En el Báltico

La Gaceta ha pescado al Secretario General de CCOO en un crucero de lujo por el Báltico. Las fotografías han provocado cierto revuelo en la derecha española. No entiendo por qué. Sólo son unas humildes vacaciones en el mar. Las imágenes que muestran al sindicalista en la cena de gala del barco no tienen nada de escandaloso. La polémica es artificial. Otra cosa sería que Toxo apareciera atrincherado en su camarote, participando en una guerra de nécoras y percebes con la tripulación, dándose un baño de caviar, o arrojando por la borda patitas de centollo para alimentar a los delfines. Pero ninguna de estas actividades de ocio sindical contemporáneo ha sido fotografiada. Así que no veo motivo para tanta alarma.

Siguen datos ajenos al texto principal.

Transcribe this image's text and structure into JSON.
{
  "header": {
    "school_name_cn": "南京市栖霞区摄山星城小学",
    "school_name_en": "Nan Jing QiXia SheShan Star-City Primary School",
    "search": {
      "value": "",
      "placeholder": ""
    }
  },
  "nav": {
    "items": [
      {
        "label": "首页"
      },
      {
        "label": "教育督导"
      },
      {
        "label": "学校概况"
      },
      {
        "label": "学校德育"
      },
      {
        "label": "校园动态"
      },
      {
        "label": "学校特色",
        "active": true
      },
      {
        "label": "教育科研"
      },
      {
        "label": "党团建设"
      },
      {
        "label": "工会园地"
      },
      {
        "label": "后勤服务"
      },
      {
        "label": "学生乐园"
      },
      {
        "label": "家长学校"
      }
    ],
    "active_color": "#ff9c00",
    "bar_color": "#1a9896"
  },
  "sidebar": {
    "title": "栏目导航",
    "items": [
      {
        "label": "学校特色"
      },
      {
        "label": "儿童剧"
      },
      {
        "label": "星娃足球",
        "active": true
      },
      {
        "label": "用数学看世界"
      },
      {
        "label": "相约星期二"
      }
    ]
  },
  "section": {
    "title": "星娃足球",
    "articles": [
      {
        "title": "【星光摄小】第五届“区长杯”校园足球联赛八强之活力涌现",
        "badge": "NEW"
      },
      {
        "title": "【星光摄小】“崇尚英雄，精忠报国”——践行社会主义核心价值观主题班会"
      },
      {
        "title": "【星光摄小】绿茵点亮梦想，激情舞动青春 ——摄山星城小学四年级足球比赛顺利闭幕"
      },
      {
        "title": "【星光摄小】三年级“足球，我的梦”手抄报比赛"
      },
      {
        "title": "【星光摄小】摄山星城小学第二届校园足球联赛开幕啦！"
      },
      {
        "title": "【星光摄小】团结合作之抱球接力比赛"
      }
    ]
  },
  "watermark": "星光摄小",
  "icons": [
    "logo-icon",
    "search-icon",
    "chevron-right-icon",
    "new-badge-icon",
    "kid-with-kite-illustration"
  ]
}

No tengo nada que objetar a las vacaciones de nadie. Si alguien me espiara en las mías, descubriría cosas terribles. Por ejemplo, que cuando quiero pasar inadvertido en el pueblo, oculto mi rostro tras un sombrero de ala ancha y silbo corridos mexicanos, que la única razón por la que entro en el Foster’s Hollywood es el sublime Toffe ‘n’ Cheese Cake, y que, cuando salgo de noche, me pone de muy mal humor que me sirvan el ron en esos vasos gruesos tan caros que los camareros reservan para la gente mayor y respetable, entre otras cosas porque yo, ni lo primero, ni lo segundo.

Toxo hace muy bien en disfrutar de la vida. Si yo estuviera en su lugar, no me iría unos días de vacaciones a un crucero de lujo. Me compraría el barco para tenerlo todo el año. Tal vez, pasar el día a día en alta mar sea un poco incómodo. Con marejada, enhebrar una aguja, ponerse una lentilla, o tratar de recoger del suelo del baño una pastilla de jabón puede convertirse en un suplicio. Y si llueve, la terraza no resulta precisamente acogedora. Pero en cambio, en un barco, el trabajo cotidiano de secretario general se vuelve más llevadero. Por ejemplo, si un día te rechazan una de las quince subvenciones que habías solicitado, y te sientes profundamente irritado, puedes descargar tensiones lanzando por la borda a parte de la tripulación. Hay muchísimos y van todos vestidos iguales. Es especialmente divertido tirarlos en zona de tiburones. Puedes imaginarte que los marineros son los empresarios, y los tiburones, la clase obrera. Ñam, ñam. Nada más relajante. Tras el espectáculo, una duchita y a la sauna, a ojear de nuevo el BOE, a ver si al menos ha caído la pedrea.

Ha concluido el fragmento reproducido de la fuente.